The novel might not necessarily be focused on a single relationship, like Rooney’s Normal People. However, if it’s got characters in it (which I’m presuming it has), then relationships will be a fundamental aspect of it.

Exploring relationships isn’t limited to serious, literary tomes either. In my Dr Ribero series, for example, I like to delve into the dynamic between Kester and his father, who was absent most of his life. There’s resentment there, and some anger too, which is a contrast to the general light-hearted / silly tone!

Drawing from life experience

It’s totally up to you whether you pull your own personal experiences into the equation. To continue with the example above, my own father was absent for a big portion of my younger years, and undoubtedly, that fed into the writing. Certainly, experience can enrich your writing, and make it more authentic.

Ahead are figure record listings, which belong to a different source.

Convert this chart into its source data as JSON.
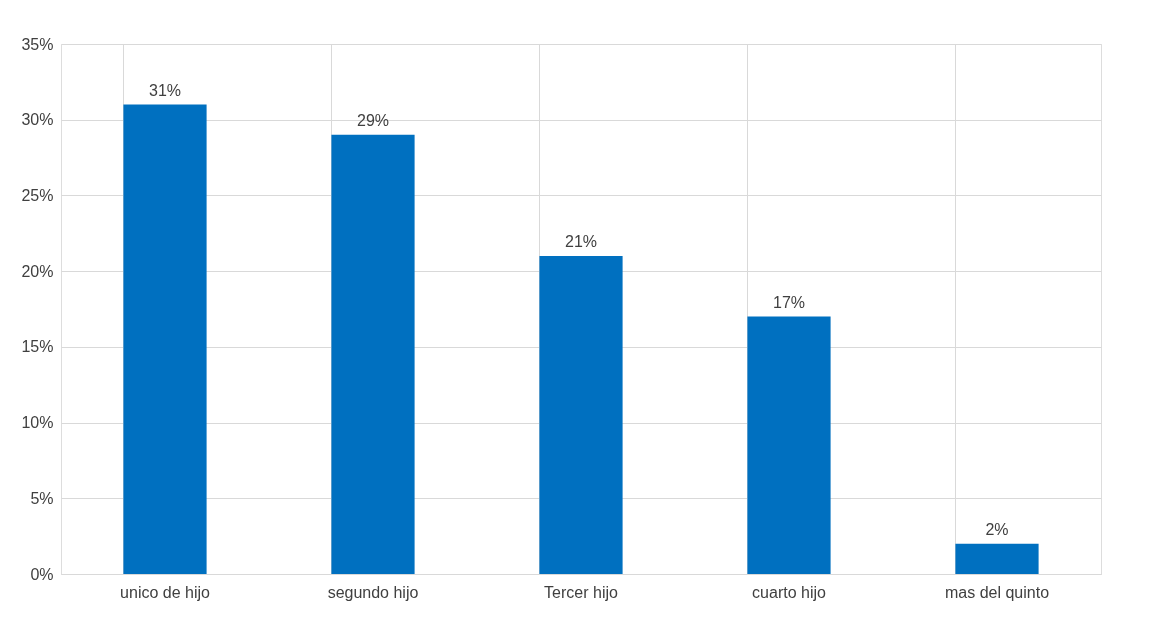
{
  "chart_data": {
    "type": "bar",
    "categories": [
      "unico de hijo",
      "segundo hijo",
      "Tercer hijo",
      "cuarto hijo",
      "mas del quinto"
    ],
    "values": [
      31,
      29,
      21,
      17,
      2
    ],
    "value_labels": [
      "31%",
      "29%",
      "21%",
      "17%",
      "2%"
    ],
    "color": "#0070c0",
    "ylim": [
      0,
      35
    ],
    "yticks": [
      {
        "value": 0,
        "label": "0%"
      },
      {
        "value": 5,
        "label": "5%"
      },
      {
        "value": 10,
        "label": "10%"
      },
      {
        "value": 15,
        "label": "15%"
      },
      {
        "value": 20,
        "label": "20%"
      },
      {
        "value": 25,
        "label": "25%"
      },
      {
        "value": 30,
        "label": "30%"
      },
      {
        "value": 35,
        "label": "35%"
      }
    ],
    "grid": true
  }
}
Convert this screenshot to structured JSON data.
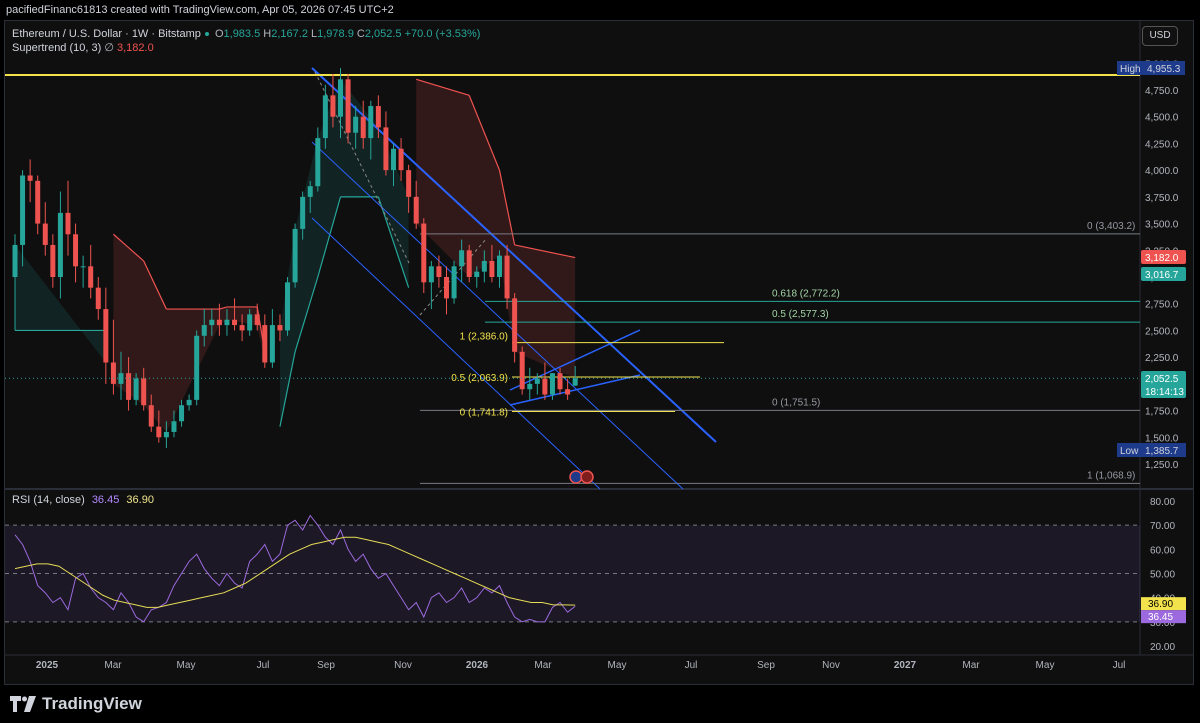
{
  "header": {
    "author_line": "pacifiedFinanc61813 created with TradingView.com, Apr 05, 2026 07:45 UTC+2",
    "symbol": "Ethereum / U.S. Dollar · 1W · Bitstamp",
    "o_label": "O",
    "o_value": "1,983.5",
    "h_label": "H",
    "h_value": "2,167.2",
    "l_label": "L",
    "l_value": "1,978.9",
    "c_label": "C",
    "c_value": "2,052.5",
    "change": "+70.0 (+3.53%)",
    "supertrend_label": "Supertrend (10, 3)",
    "supertrend_value": "3,182.0",
    "currency_button": "USD"
  },
  "rsi": {
    "label": "RSI (14, close)",
    "value": "36.45",
    "ma_value": "36.90",
    "axis_ticks": [
      "80.00",
      "70.00",
      "60.00",
      "50.00",
      "40.00",
      "30.00",
      "20.00"
    ],
    "rsi_badge": "36.45",
    "ma_badge": "36.90"
  },
  "chart_data": {
    "type": "candlestick",
    "price_axis_ticks": [
      "5,000.0",
      "4,750.0",
      "4,500.0",
      "4,250.0",
      "4,000.0",
      "3,750.0",
      "3,500.0",
      "3,250.0",
      "3,000.0",
      "2,750.0",
      "2,500.0",
      "2,250.0",
      "2,000.0",
      "1,750.0",
      "1,500.0",
      "1,250.0"
    ],
    "price_axis_values": [
      5000,
      4750,
      4500,
      4250,
      4000,
      3750,
      3500,
      3250,
      3000,
      2750,
      2500,
      2250,
      2000,
      1750,
      1500,
      1250
    ],
    "time_axis_labels": [
      "2025",
      "Mar",
      "May",
      "Jul",
      "Sep",
      "Nov",
      "2026",
      "Mar",
      "May",
      "Jul",
      "Sep",
      "Nov",
      "2027",
      "Mar",
      "May",
      "Jul"
    ],
    "badges": {
      "high_label": "High",
      "high_value": "4,955.3",
      "supertrend_value": "3,182.0",
      "green_value": "3,016.7",
      "last_price": "2,052.5",
      "countdown": "18:14:13",
      "low_label": "Low",
      "low_value": "1,385.7"
    },
    "fib_large": [
      {
        "level": "0 (3,403.2)",
        "price": 3403.2
      },
      {
        "level": "0.618 (2,772.2)",
        "price": 2772.2
      },
      {
        "level": "0.5 (2,577.3)",
        "price": 2577.3
      },
      {
        "level": "0 (1,751.5)",
        "price": 1751.5
      },
      {
        "level": "1 (1,068.9)",
        "price": 1068.9
      }
    ],
    "fib_small": [
      {
        "level": "1 (2,386.0)",
        "price": 2386.0
      },
      {
        "level": "0.5 (2,063.9)",
        "price": 2063.9
      },
      {
        "level": "0 (1,741.8)",
        "price": 1741.8
      }
    ],
    "candles": [
      [
        3000,
        3400,
        2500,
        3300
      ],
      [
        3300,
        4000,
        3100,
        3950
      ],
      [
        3950,
        4100,
        3700,
        3900
      ],
      [
        3900,
        3950,
        3400,
        3500
      ],
      [
        3500,
        3700,
        3200,
        3300
      ],
      [
        3300,
        3400,
        2900,
        3000
      ],
      [
        3000,
        3800,
        2800,
        3600
      ],
      [
        3600,
        3900,
        3200,
        3400
      ],
      [
        3400,
        3500,
        2950,
        3100
      ],
      [
        3100,
        3200,
        2900,
        3100
      ],
      [
        3100,
        3300,
        2800,
        2900
      ],
      [
        2900,
        3000,
        2600,
        2700
      ],
      [
        2700,
        2900,
        2000,
        2200
      ],
      [
        2200,
        2600,
        1900,
        2000
      ],
      [
        2000,
        2300,
        1850,
        2100
      ],
      [
        2100,
        2250,
        1750,
        1850
      ],
      [
        1850,
        2100,
        1800,
        2050
      ],
      [
        2050,
        2150,
        1750,
        1800
      ],
      [
        1800,
        1900,
        1550,
        1600
      ],
      [
        1600,
        1750,
        1450,
        1500
      ],
      [
        1500,
        1650,
        1400,
        1550
      ],
      [
        1550,
        1750,
        1500,
        1650
      ],
      [
        1650,
        1850,
        1600,
        1800
      ],
      [
        1800,
        1900,
        1750,
        1850
      ],
      [
        1850,
        2500,
        1800,
        2450
      ],
      [
        2450,
        2700,
        2350,
        2550
      ],
      [
        2550,
        2700,
        2450,
        2600
      ],
      [
        2600,
        2750,
        2450,
        2550
      ],
      [
        2550,
        2700,
        2450,
        2600
      ],
      [
        2600,
        2800,
        2500,
        2550
      ],
      [
        2550,
        2650,
        2400,
        2500
      ],
      [
        2500,
        2700,
        2450,
        2650
      ],
      [
        2650,
        2750,
        2500,
        2550
      ],
      [
        2550,
        2650,
        2150,
        2200
      ],
      [
        2200,
        2700,
        2150,
        2550
      ],
      [
        2550,
        2650,
        2400,
        2500
      ],
      [
        2500,
        3000,
        2450,
        2950
      ],
      [
        2950,
        3500,
        2900,
        3450
      ],
      [
        3450,
        3800,
        3350,
        3750
      ],
      [
        3750,
        3900,
        3600,
        3850
      ],
      [
        3850,
        4400,
        3800,
        4300
      ],
      [
        4300,
        4800,
        4200,
        4700
      ],
      [
        4700,
        4900,
        4400,
        4500
      ],
      [
        4500,
        4955,
        4300,
        4850
      ],
      [
        4850,
        4900,
        4250,
        4350
      ],
      [
        4350,
        4600,
        4200,
        4500
      ],
      [
        4500,
        4650,
        4200,
        4300
      ],
      [
        4300,
        4650,
        4100,
        4600
      ],
      [
        4600,
        4700,
        4300,
        4400
      ],
      [
        4400,
        4550,
        3950,
        4000
      ],
      [
        4000,
        4250,
        3850,
        4200
      ],
      [
        4200,
        4300,
        3900,
        4000
      ],
      [
        4000,
        4050,
        3600,
        3750
      ],
      [
        3750,
        3900,
        3450,
        3500
      ],
      [
        3500,
        3550,
        2850,
        2950
      ],
      [
        2950,
        3150,
        2700,
        3100
      ],
      [
        3100,
        3200,
        2900,
        3000
      ],
      [
        3000,
        3100,
        2650,
        2800
      ],
      [
        2800,
        3150,
        2750,
        3100
      ],
      [
        3100,
        3350,
        2950,
        3250
      ],
      [
        3250,
        3300,
        2950,
        3000
      ],
      [
        3000,
        3100,
        2900,
        3050
      ],
      [
        3050,
        3250,
        2950,
        3150
      ],
      [
        3150,
        3300,
        2950,
        3000
      ],
      [
        3000,
        3250,
        2900,
        3200
      ],
      [
        3200,
        3300,
        2700,
        2800
      ],
      [
        2800,
        2850,
        2200,
        2300
      ],
      [
        2300,
        2350,
        1900,
        1950
      ],
      [
        1950,
        2150,
        1850,
        2000
      ],
      [
        2000,
        2100,
        1900,
        2050
      ],
      [
        2050,
        2200,
        1850,
        1900
      ],
      [
        1900,
        2100,
        1850,
        2100
      ],
      [
        2100,
        2150,
        1900,
        1950
      ],
      [
        1950,
        2050,
        1850,
        1900
      ],
      [
        1983.5,
        2167.2,
        1978.9,
        2052.5
      ]
    ],
    "supertrend": [
      {
        "i": 0,
        "v": 2500,
        "dir": "up"
      },
      {
        "i": 12,
        "v": 2500,
        "dir": "up"
      },
      {
        "i": 13,
        "v": 3400,
        "dir": "down"
      },
      {
        "i": 17,
        "v": 3150,
        "dir": "down"
      },
      {
        "i": 20,
        "v": 2700,
        "dir": "down"
      },
      {
        "i": 27,
        "v": 2700,
        "dir": "down"
      },
      {
        "i": 28,
        "v": 2720,
        "dir": "down"
      },
      {
        "i": 32,
        "v": 2720,
        "dir": "down"
      },
      {
        "i": 33,
        "v": 2300,
        "dir": "down"
      },
      {
        "i": 35,
        "v": 1600,
        "dir": "up"
      },
      {
        "i": 37,
        "v": 2300,
        "dir": "up"
      },
      {
        "i": 40,
        "v": 3000,
        "dir": "up"
      },
      {
        "i": 43,
        "v": 3750,
        "dir": "up"
      },
      {
        "i": 48,
        "v": 3750,
        "dir": "up"
      },
      {
        "i": 52,
        "v": 2900,
        "dir": "up"
      },
      {
        "i": 53,
        "v": 4850,
        "dir": "down"
      },
      {
        "i": 60,
        "v": 4700,
        "dir": "down"
      },
      {
        "i": 64,
        "v": 4000,
        "dir": "down"
      },
      {
        "i": 66,
        "v": 3300,
        "dir": "down"
      },
      {
        "i": 74,
        "v": 3182,
        "dir": "down"
      }
    ],
    "rsi_values": [
      66,
      62,
      55,
      45,
      42,
      38,
      40,
      35,
      48,
      50,
      44,
      40,
      38,
      35,
      42,
      38,
      32,
      30,
      35,
      36,
      38,
      45,
      50,
      55,
      58,
      52,
      48,
      45,
      50,
      46,
      44,
      55,
      58,
      62,
      55,
      58,
      70,
      72,
      68,
      74,
      70,
      65,
      62,
      68,
      60,
      55,
      58,
      52,
      48,
      50,
      45,
      40,
      35,
      38,
      32,
      40,
      42,
      38,
      40,
      44,
      38,
      40,
      44,
      42,
      45,
      38,
      32,
      30,
      31,
      30,
      30,
      36,
      38,
      34,
      36.45
    ],
    "rsi_ma": [
      52,
      53,
      54,
      54,
      53,
      50,
      47,
      44,
      41,
      39,
      38,
      37,
      36,
      36,
      37,
      38,
      39,
      40,
      41,
      42,
      44,
      46,
      49,
      52,
      55,
      58,
      60,
      62,
      63,
      64,
      65,
      65,
      64,
      63,
      62,
      60,
      58,
      56,
      54,
      52,
      50,
      48,
      46,
      44,
      42,
      40,
      39,
      38,
      38,
      37,
      37,
      36.9
    ]
  }
}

However, I personally think it’s okay to write about a relationship dynamic that you haven’t experienced. In The Hanged Man and the Fortune Teller, I write about a dead man desperately trying to remember details about his wife – and just to clarify, I’ve never experienced being dead. Ha!

Avoid the tropes

And lastly, try not to settle for the standard stereotypes. It’s okay to examine the dynamic between a downtrodden wife and her abusive husband, for example. But don’t make her the classic timid, frightened woman without a mind of her own. And likewise, don’t make him the merciless, anger-filled tyrant. People are much more complicated than this in real life, and it’s vital to reflect that.

To spice things up or not?

Sex and violence are two themes that always seem to run alongside any exploration of a relationship. It’s hardly surprising… humans seem to be fascinated by both these things! I personally think that both have their place in literature, but don’t just chuck them in for the sake of it. Readers are pretty sophisticated these days, and realise when a sex-scene or act of violence has been winched in there to grab their attention, or add shock-value.